Testing the Data With Modern Algorithms

To show how iSLEEPS can be used, the researchers trained several modern deep learning models to automatically assign sleep stages from single channels of brain or eye‑movement signals. They compared a convolutional network, a long short‑term memory network, and a transformer‑based model, each designed to learn patterns in time‑series data. The algorithms were trained and tested carefully so that data from any one patient never appeared in more than one set, and performance was checked using repeated cross‑validation. Among these methods, the long short‑term memory model performed best, correctly labeling sleep stages about three‑quarters of the time. However, the results were noticeably weaker than similar models achieve in healthy volunteers, underscoring that stroke alters sleep in ways that current automated systems do not yet fully capture.

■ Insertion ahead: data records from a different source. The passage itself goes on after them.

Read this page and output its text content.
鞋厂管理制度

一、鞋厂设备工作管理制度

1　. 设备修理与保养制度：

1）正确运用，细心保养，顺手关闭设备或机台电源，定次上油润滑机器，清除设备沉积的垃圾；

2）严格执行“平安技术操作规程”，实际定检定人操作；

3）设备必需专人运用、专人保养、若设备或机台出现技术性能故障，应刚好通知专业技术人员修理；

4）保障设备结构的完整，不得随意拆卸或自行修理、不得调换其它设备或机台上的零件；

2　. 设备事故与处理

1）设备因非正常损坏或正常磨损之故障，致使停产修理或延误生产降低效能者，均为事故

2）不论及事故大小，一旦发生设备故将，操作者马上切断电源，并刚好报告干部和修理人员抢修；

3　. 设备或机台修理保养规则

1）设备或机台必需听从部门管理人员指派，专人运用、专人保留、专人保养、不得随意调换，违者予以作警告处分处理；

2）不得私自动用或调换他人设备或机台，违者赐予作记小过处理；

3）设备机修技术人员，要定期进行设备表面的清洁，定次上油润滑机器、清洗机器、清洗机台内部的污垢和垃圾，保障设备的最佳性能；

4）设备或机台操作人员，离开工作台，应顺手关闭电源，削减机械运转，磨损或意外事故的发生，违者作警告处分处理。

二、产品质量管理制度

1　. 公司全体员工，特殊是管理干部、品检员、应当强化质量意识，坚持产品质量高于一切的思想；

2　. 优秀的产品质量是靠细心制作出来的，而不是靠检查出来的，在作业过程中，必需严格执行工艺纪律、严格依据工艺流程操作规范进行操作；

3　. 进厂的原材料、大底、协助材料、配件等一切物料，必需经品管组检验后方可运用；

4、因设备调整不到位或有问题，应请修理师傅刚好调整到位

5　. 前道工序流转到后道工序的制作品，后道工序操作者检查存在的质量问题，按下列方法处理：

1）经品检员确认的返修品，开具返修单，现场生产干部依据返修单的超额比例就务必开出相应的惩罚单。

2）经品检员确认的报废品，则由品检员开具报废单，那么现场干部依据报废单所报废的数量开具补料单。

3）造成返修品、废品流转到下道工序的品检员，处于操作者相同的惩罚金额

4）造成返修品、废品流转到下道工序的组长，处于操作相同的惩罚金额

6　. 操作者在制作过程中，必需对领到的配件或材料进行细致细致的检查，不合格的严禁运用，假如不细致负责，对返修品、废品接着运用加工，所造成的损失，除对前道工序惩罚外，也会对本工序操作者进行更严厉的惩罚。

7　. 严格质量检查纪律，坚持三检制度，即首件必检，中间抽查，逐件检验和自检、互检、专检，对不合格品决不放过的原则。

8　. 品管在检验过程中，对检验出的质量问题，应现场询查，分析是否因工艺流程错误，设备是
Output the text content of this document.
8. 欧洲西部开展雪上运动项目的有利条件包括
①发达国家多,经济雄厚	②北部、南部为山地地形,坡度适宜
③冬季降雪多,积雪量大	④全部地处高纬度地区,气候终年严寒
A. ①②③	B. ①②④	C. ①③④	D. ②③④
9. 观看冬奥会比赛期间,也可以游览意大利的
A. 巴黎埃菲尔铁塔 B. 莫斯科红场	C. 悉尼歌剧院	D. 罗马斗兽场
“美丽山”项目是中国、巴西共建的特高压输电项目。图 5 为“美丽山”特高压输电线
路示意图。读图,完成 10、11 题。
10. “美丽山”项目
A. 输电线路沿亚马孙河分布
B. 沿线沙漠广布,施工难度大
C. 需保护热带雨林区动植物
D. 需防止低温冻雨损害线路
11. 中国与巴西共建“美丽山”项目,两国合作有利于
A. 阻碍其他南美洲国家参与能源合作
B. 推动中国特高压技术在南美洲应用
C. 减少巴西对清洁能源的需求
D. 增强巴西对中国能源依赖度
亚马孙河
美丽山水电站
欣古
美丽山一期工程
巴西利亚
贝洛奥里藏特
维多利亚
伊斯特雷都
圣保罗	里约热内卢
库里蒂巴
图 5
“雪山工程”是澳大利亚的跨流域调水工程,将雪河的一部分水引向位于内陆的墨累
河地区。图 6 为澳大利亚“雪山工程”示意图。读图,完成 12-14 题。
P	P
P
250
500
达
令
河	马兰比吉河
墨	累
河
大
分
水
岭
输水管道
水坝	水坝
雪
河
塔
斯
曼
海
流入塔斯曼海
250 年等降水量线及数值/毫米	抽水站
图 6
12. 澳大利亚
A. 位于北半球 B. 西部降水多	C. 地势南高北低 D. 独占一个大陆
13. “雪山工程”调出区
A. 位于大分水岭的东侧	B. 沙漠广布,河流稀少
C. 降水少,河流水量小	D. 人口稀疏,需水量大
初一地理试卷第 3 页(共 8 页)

Opening the Door to Better Care

By releasing iSLEEPS as an open, well‑documented dataset—complete with anonymized recordings, detailed event markings, and basic clinical information—the authors provide a powerful new resource for scientists, clinicians, and engineers. Researchers can use it to probe how disturbed sleep and breathing shape stroke recovery, to compare patients across countries, and to build and test new algorithms that might one day screen for dangerous breathing problems automatically, even outside specialized sleep labs. For patients and families, the ultimate promise of this work is clearer diagnosis and more timely treatment of sleep problems after stroke, potentially improving both recovery and quality of life.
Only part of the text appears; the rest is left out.